By Rob Petreanu
It has been six months since Manalapan Township’s new approach to garbage collection went into effect. Trash pickups were cut back to once per week and recycling pickups to once every two weeks. How is it working out?
Not so well, say a growing number of Manalapan residents, including the 1,397 who have already signed a petition registering their opposition and urging the Township Committee to revisit their decision.
The petition, started by Let’s Talk Trash Manalapan, can be found at http://letstalktrashmanalapan.org/ along with comments from signers.
If accounts of garbage piling up in people’s homes and on the streets, flies, maggots and foul odors are not enough to turn you stomach, there’s this: $30.44 per household per year is all it would have taken to continue with the same garbage and recycling schedule people were accustomed to and preferred.

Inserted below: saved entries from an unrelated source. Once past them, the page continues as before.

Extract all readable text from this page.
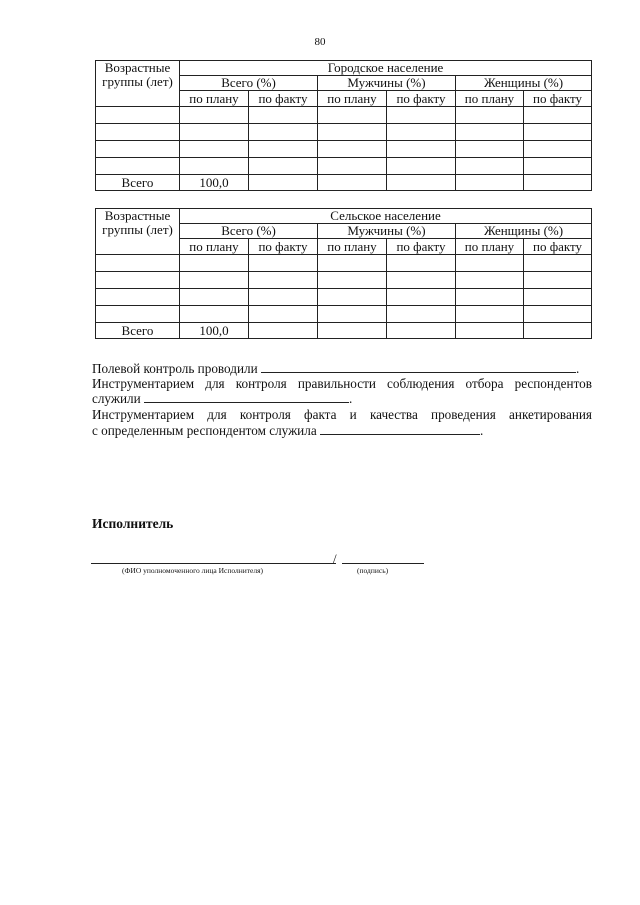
80
Возрастные группы (лет)	Городское население					
	Всего (%)		Мужчины (%)		Женщины (%)	
	по плану	по факту	по плану	по факту	по плану	по факту

Всего	100,0					
Возрастные группы (лет)	Сельское население					
	Всего (%)		Мужчины (%)		Женщины (%)	
	по плану	по факту	по плану	по факту	по плану	по факту

Всего	100,0					
Полевой контроль проводили	.
Инструментарием для контроля правильности соблюдения отбора респондентов
служили	.
Инструментарием для контроля факта и качества проведения анкетирования
с определенным респондентом служила	.
Исполнитель
/
(ФИО уполномоченного лица Исполнителя)	(подпись)
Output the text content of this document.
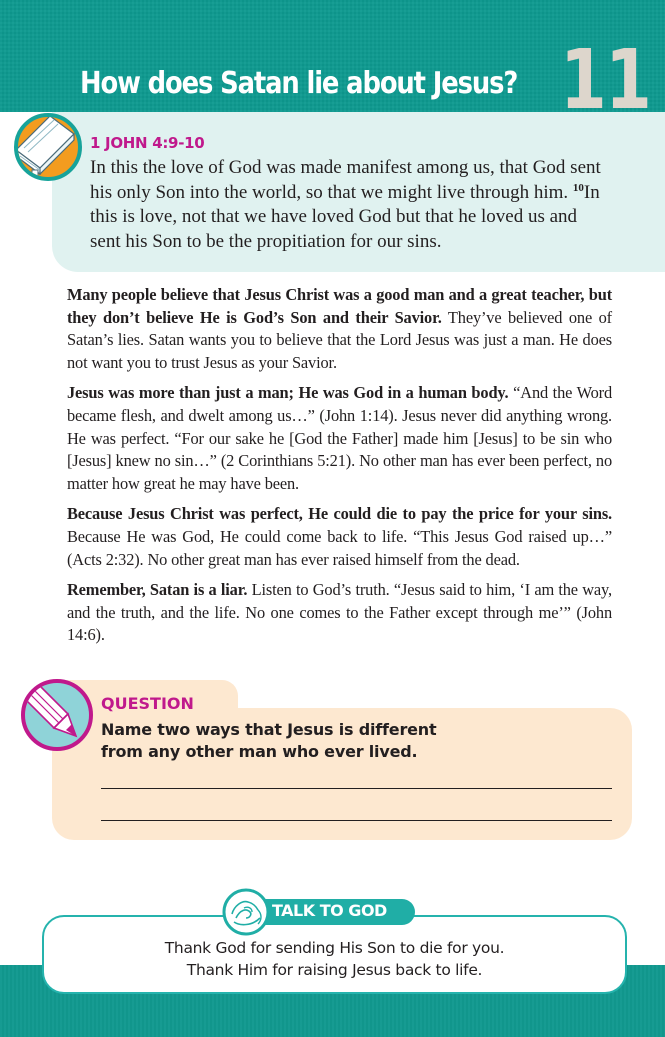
How does Satan lie about Jesus? 11
1 JOHN 4:9-10
In this the love of God was made manifest among us, that God sent his only Son into the world, so that we might live through him. $^{10}$In this is love, not that we have loved God but that he loved us and sent his Son to be the propitiation for our sins.

Many people believe that Jesus Christ was a good man and a great teacher, but they don’t believe He is God’s Son and their Savior. They’ve believed one of Satan’s lies. Satan wants you to believe that the Lord Jesus was just a man. He does not want you to trust Jesus as your Savior.

Jesus was more than just a man; He was God in a human body. “And the Word became flesh, and dwelt among us…” (John 1:14). Jesus never did anything wrong. He was perfect. “For our sake he [God the Father] made him [Jesus] to be sin who [Jesus] knew no sin…” (2 Corinthians 5:21). No other man has ever been perfect, no matter how great he may have been.

Because Jesus Christ was perfect, He could die to pay the price for your sins. Because He was God, He could come back to life. “This Jesus God raised up…” (Acts 2:32). No other great man has ever raised himself from the dead.

Remember, Satan is a liar. Listen to God’s truth. “Jesus said to him, ‘I am the way, and the truth, and the life. No one comes to the Father except through me’” (John 14:6).

QUESTION
Name two ways that Jesus is different
from any other man who ever lived.
TALK TO GOD
Thank God for sending His Son to die for you.
Thank Him for raising Jesus back to life.
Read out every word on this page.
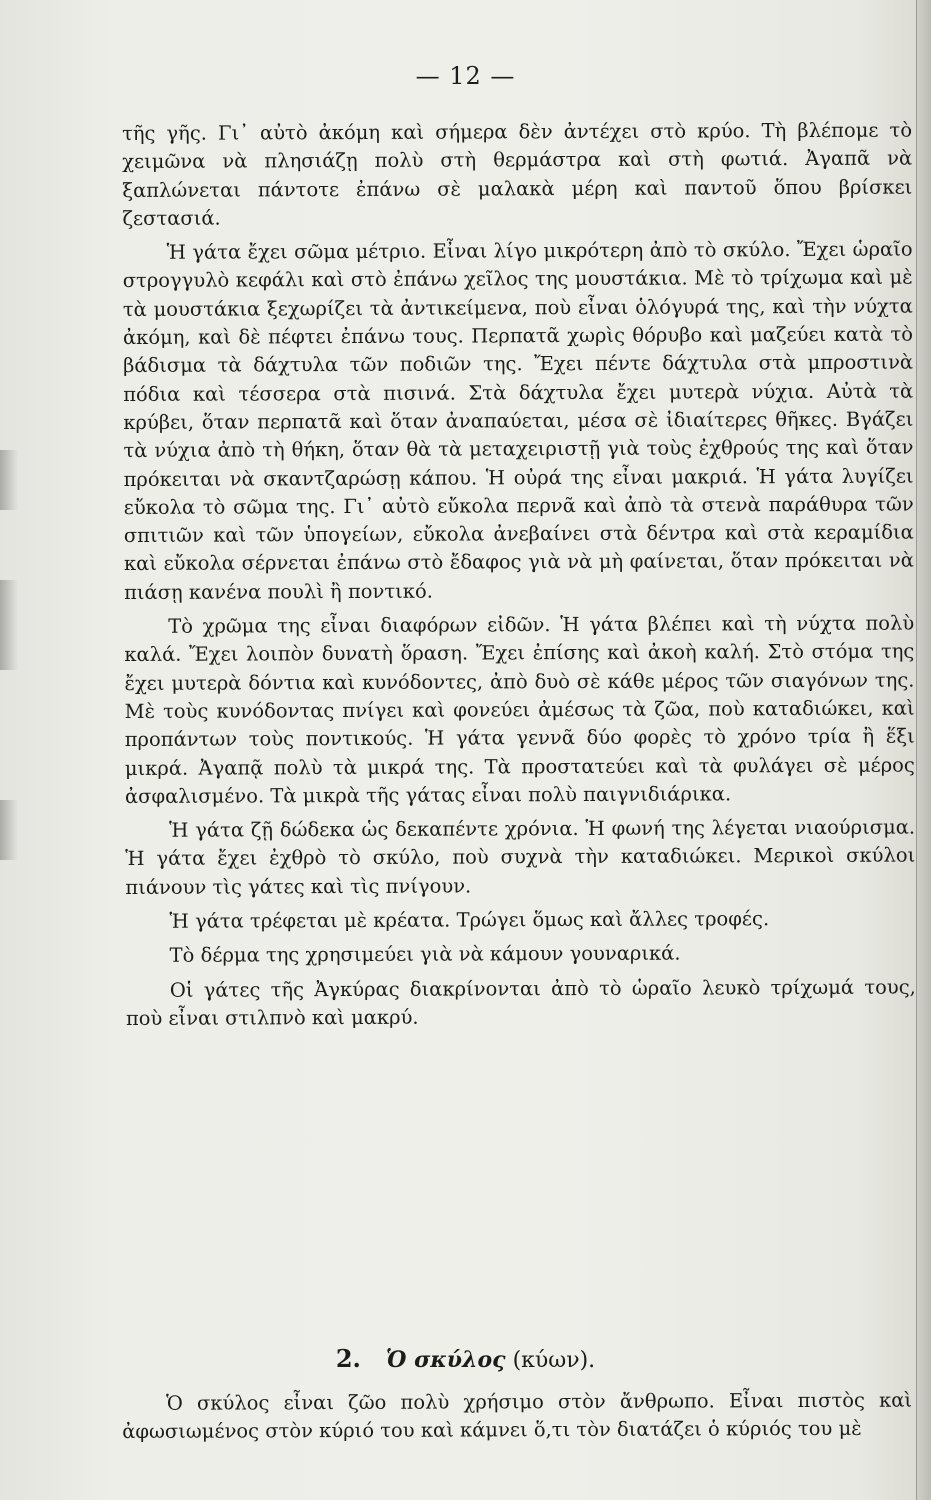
— 12 —

τῆς γῆς. Γι᾽ αὐτὸ ἀκόμη καὶ σήμερα δὲν ἀντέχει στὸ κρύο. Τὴ βλέπομε τὸ χειμῶνα νὰ πλησιάζῃ πολὺ στὴ θερμάστρα καὶ στὴ φωτιά. Ἀγαπᾶ νὰ ξαπλώνεται πάντοτε ἐπάνω σὲ μαλακὰ μέρη καὶ παντοῦ ὅπου βρίσκει ζεστασιά.

Ἡ γάτα ἔχει σῶμα μέτριο. Εἶναι λίγο μικρότερη ἀπὸ τὸ σκύλο. Ἔχει ὡραῖο στρογγυλὸ κεφάλι καὶ στὸ ἐπάνω χεῖλος της μουστάκια. Μὲ τὸ τρίχωμα καὶ μὲ τὰ μουστάκια ξεχωρίζει τὰ ἀντικείμενα, ποὺ εἶναι ὁλόγυρά της, καὶ τὴν νύχτα ἀκόμη, καὶ δὲ πέφτει ἐπάνω τους. Περπατᾶ χωρὶς θόρυβο καὶ μαζεύει κατὰ τὸ βάδισμα τὰ δάχτυλα τῶν ποδιῶν της. Ἔχει πέντε δάχτυλα στὰ μπροστινὰ πόδια καὶ τέσσερα στὰ πισινά. Στὰ δάχτυλα ἔχει μυτερὰ νύχια. Αὐτὰ τὰ κρύβει, ὅταν περπατᾶ καὶ ὅταν ἀναπαύεται, μέσα σὲ ἰδιαίτερες θῆκες. Βγάζει τὰ νύχια ἀπὸ τὴ θήκη, ὅταν θὰ τὰ μεταχειριστῇ γιὰ τοὺς ἐχθρούς της καὶ ὅταν πρόκειται νὰ σκαντζαρώσῃ κάπου. Ἡ οὐρά της εἶναι μακριά. Ἡ γάτα λυγίζει εὔκολα τὸ σῶμα της. Γι᾽ αὐτὸ εὔκολα περνᾶ καὶ ἀπὸ τὰ στενὰ παράθυρα τῶν σπιτιῶν καὶ τῶν ὑπογείων, εὔκολα ἀνεβαίνει στὰ δέντρα καὶ στὰ κεραμίδια καὶ εὔκολα σέρνεται ἐπάνω στὸ ἔδαφος γιὰ νὰ μὴ φαίνεται, ὅταν πρόκειται νὰ πιάσῃ κανένα πουλὶ ἢ ποντικό.

Τὸ χρῶμα της εἶναι διαφόρων εἰδῶν. Ἡ γάτα βλέπει καὶ τὴ νύχτα πολὺ καλά. Ἔχει λοιπὸν δυνατὴ ὅραση. Ἔχει ἐπίσης καὶ ἀκοὴ καλή. Στὸ στόμα της ἔχει μυτερὰ δόντια καὶ κυνόδοντες, ἀπὸ δυὸ σὲ κάθε μέρος τῶν σιαγόνων της. Μὲ τοὺς κυνόδοντας πνίγει καὶ φονεύει ἀμέσως τὰ ζῶα, ποὺ καταδιώκει, καὶ προπάντων τοὺς ποντικούς. Ἡ γάτα γεννᾶ δύο φορὲς τὸ χρόνο τρία ἢ ἕξι μικρά. Ἀγαπᾷ πολὺ τὰ μικρά της. Τὰ προστατεύει καὶ τὰ φυλάγει σὲ μέρος ἀσφαλισμένο. Τὰ μικρὰ τῆς γάτας εἶναι πολὺ παιγνιδιάρικα.

Ἡ γάτα ζῇ δώδεκα ὡς δεκαπέντε χρόνια. Ἡ φωνή της λέγεται νιαούρισμα. Ἡ γάτα ἔχει ἐχθρὸ τὸ σκύλο, ποὺ συχνὰ τὴν καταδιώκει. Μερικοὶ σκύλοι πιάνουν τὶς γάτες καὶ τὶς πνίγουν.

Ἡ γάτα τρέφεται μὲ κρέατα. Τρώγει ὅμως καὶ ἄλλες τροφές.

Τὸ δέρμα της χρησιμεύει γιὰ νὰ κάμουν γουναρικά.

Οἱ γάτες τῆς Ἀγκύρας διακρίνονται ἀπὸ τὸ ὡραῖο λευκὸ τρίχωμά τους, ποὺ εἶναι στιλπνὸ καὶ μακρύ.

2. Ὁ σκύλος (κύων).

Ὁ σκύλος εἶναι ζῶο πολὺ χρήσιμο στὸν ἄνθρωπο. Εἶναι πιστὸς καὶ ἀφωσιωμένος στὸν κύριό του καὶ κάμνει ὅ,τι τὸν διατάζει ὁ κύριός του μὲ
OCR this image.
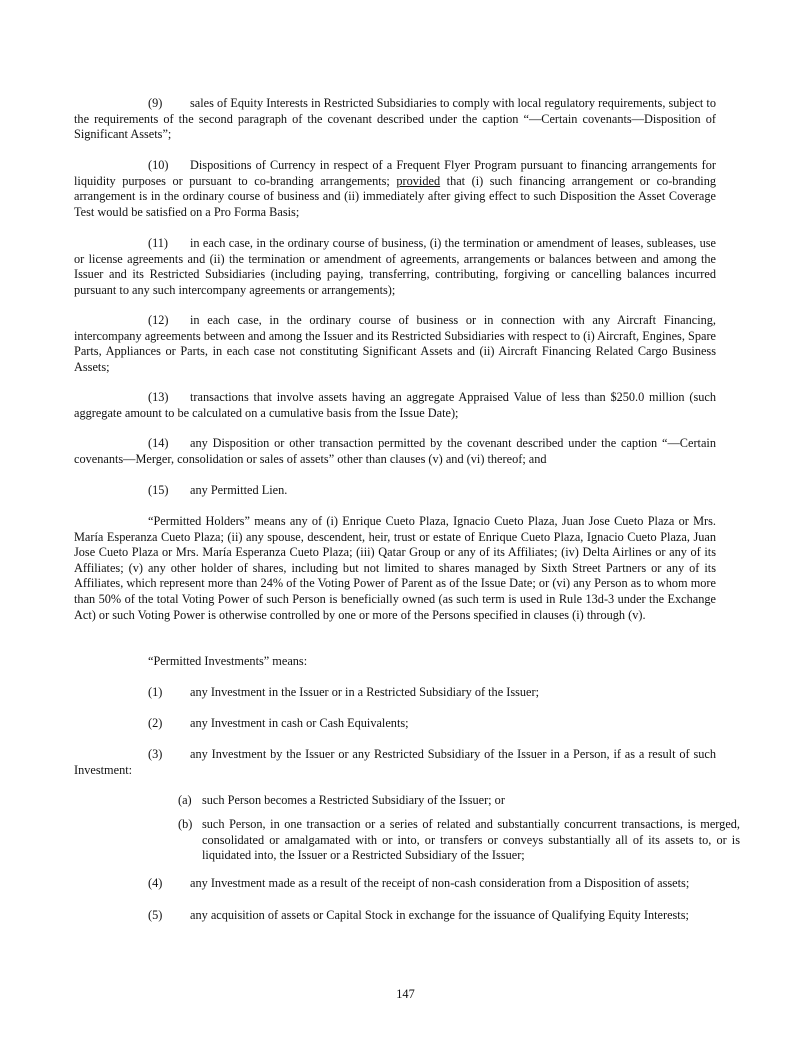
(9) sales of Equity Interests in Restricted Subsidiaries to comply with local regulatory requirements, subject to the requirements of the second paragraph of the covenant described under the caption “—Certain covenants—Disposition of Significant Assets”;

(10) Dispositions of Currency in respect of a Frequent Flyer Program pursuant to financing arrangements for liquidity purposes or pursuant to co-branding arrangements; provided that (i) such financing arrangement or co-branding arrangement is in the ordinary course of business and (ii) immediately after giving effect to such Disposition the Asset Coverage Test would be satisfied on a Pro Forma Basis;

(11) in each case, in the ordinary course of business, (i) the termination or amendment of leases, subleases, use or license agreements and (ii) the termination or amendment of agreements, arrangements or balances between and among the Issuer and its Restricted Subsidiaries (including paying, transferring, contributing, forgiving or cancelling balances incurred pursuant to any such intercompany agreements or arrangements);

(12) in each case, in the ordinary course of business or in connection with any Aircraft Financing, intercompany agreements between and among the Issuer and its Restricted Subsidiaries with respect to (i) Aircraft, Engines, Spare Parts, Appliances or Parts, in each case not constituting Significant Assets and (ii) Aircraft Financing Related Cargo Business Assets;

(13) transactions that involve assets having an aggregate Appraised Value of less than $250.0 million (such aggregate amount to be calculated on a cumulative basis from the Issue Date);

(14) any Disposition or other transaction permitted by the covenant described under the caption “—Certain covenants—Merger, consolidation or sales of assets” other than clauses (v) and (vi) thereof; and

(15) any Permitted Lien.

“Permitted Holders” means any of (i) Enrique Cueto Plaza, Ignacio Cueto Plaza, Juan Jose Cueto Plaza or Mrs. María Esperanza Cueto Plaza; (ii) any spouse, descendent, heir, trust or estate of Enrique Cueto Plaza, Ignacio Cueto Plaza, Juan Jose Cueto Plaza or Mrs. María Esperanza Cueto Plaza; (iii) Qatar Group or any of its Affiliates; (iv) Delta Airlines or any of its Affiliates; (v) any other holder of shares, including but not limited to shares managed by Sixth Street Partners or any of its Affiliates, which represent more than 24% of the Voting Power of Parent as of the Issue Date; or (vi) any Person as to whom more than 50% of the total Voting Power of such Person is beneficially owned (as such term is used in Rule 13d-3 under the Exchange Act) or such Voting Power is otherwise controlled by one or more of the Persons specified in clauses (i) through (v).

“Permitted Investments” means:

(1) any Investment in the Issuer or in a Restricted Subsidiary of the Issuer;

(2) any Investment in cash or Cash Equivalents;

(3) any Investment by the Issuer or any Restricted Subsidiary of the Issuer in a Person, if as a result of such Investment:

(a) such Person becomes a Restricted Subsidiary of the Issuer; or

(b) such Person, in one transaction or a series of related and substantially concurrent transactions, is merged, consolidated or amalgamated with or into, or transfers or conveys substantially all of its assets to, or is liquidated into, the Issuer or a Restricted Subsidiary of the Issuer;

(4) any Investment made as a result of the receipt of non-cash consideration from a Disposition of assets;

(5) any acquisition of assets or Capital Stock in exchange for the issuance of Qualifying Equity Interests;

147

That is less than the cost of the additional trash container people had to purchase to hold the extra trash they would be accumulating.
Using figures from actual bids and contracts obtained through an Open Public Records Act request, the numbers break down as follows:
• $8,339,000: Proposed total cost over a three-year period to continue collection as it had been for years. The proposal offering this arrangement was rejected by the Township Committee;
• $7,225,000: Agreed upon total cost over a three-year period for service on the new, reduced schedule offered in the proposal accepted by the Township Committee;
• $1,114,000 over a three-year period, or $371,333 annually, the difference between the two. That is the amount the township will not have to spend on garbage collection or raise taxes to cover.
It is a big number and seems as if it would lead to a huge tax increase – until it is split among the approximately 12,200 households affected by the change in garbage pickup. The result? Approximately $30.44 per household per year.
For the 820 households that opted to purchase a second day of trash collection directly from the cartage company, the numbers may be even more eye-opening.
Those households are now paying an additional $300 per year to have two trash pickups a week; or almost 10 times more than their tax increase might have been. This fee does not include an additional recycling pickup.
Taken together, these 820 households (around 6%) are spending approximately $246,000 per year in extra garbage collection costs; or 66% of the $371,000 total the entire town could have split (at $30.44 per household) to get that service and recycling picked up every week.
Meanwhile, the cartage company is making $246,000 on top of what the township pays the company while still decreasing trash collection services to all but 820 households and recycling for everyone.
The figures in this article were presented to the Township Committee members during their Aug. 25 town hall meeting and were not disputed.
Mayor Jack McNaboe has defended the Township Committee’s decision on the town’s website and elsewhere, reiterating the position that a Township Committee decision is final and there is nothing the members can do to reverse it.
However, Manalapan residents have been invited to discuss their concerns with the mayor in person at the next “Coffee With the Mayor” event from 8:30-10 a.m. Sept. 26. Deputy Mayor Susan Cohen will also be present.
Rob Petreanu is a resident of Manalapan.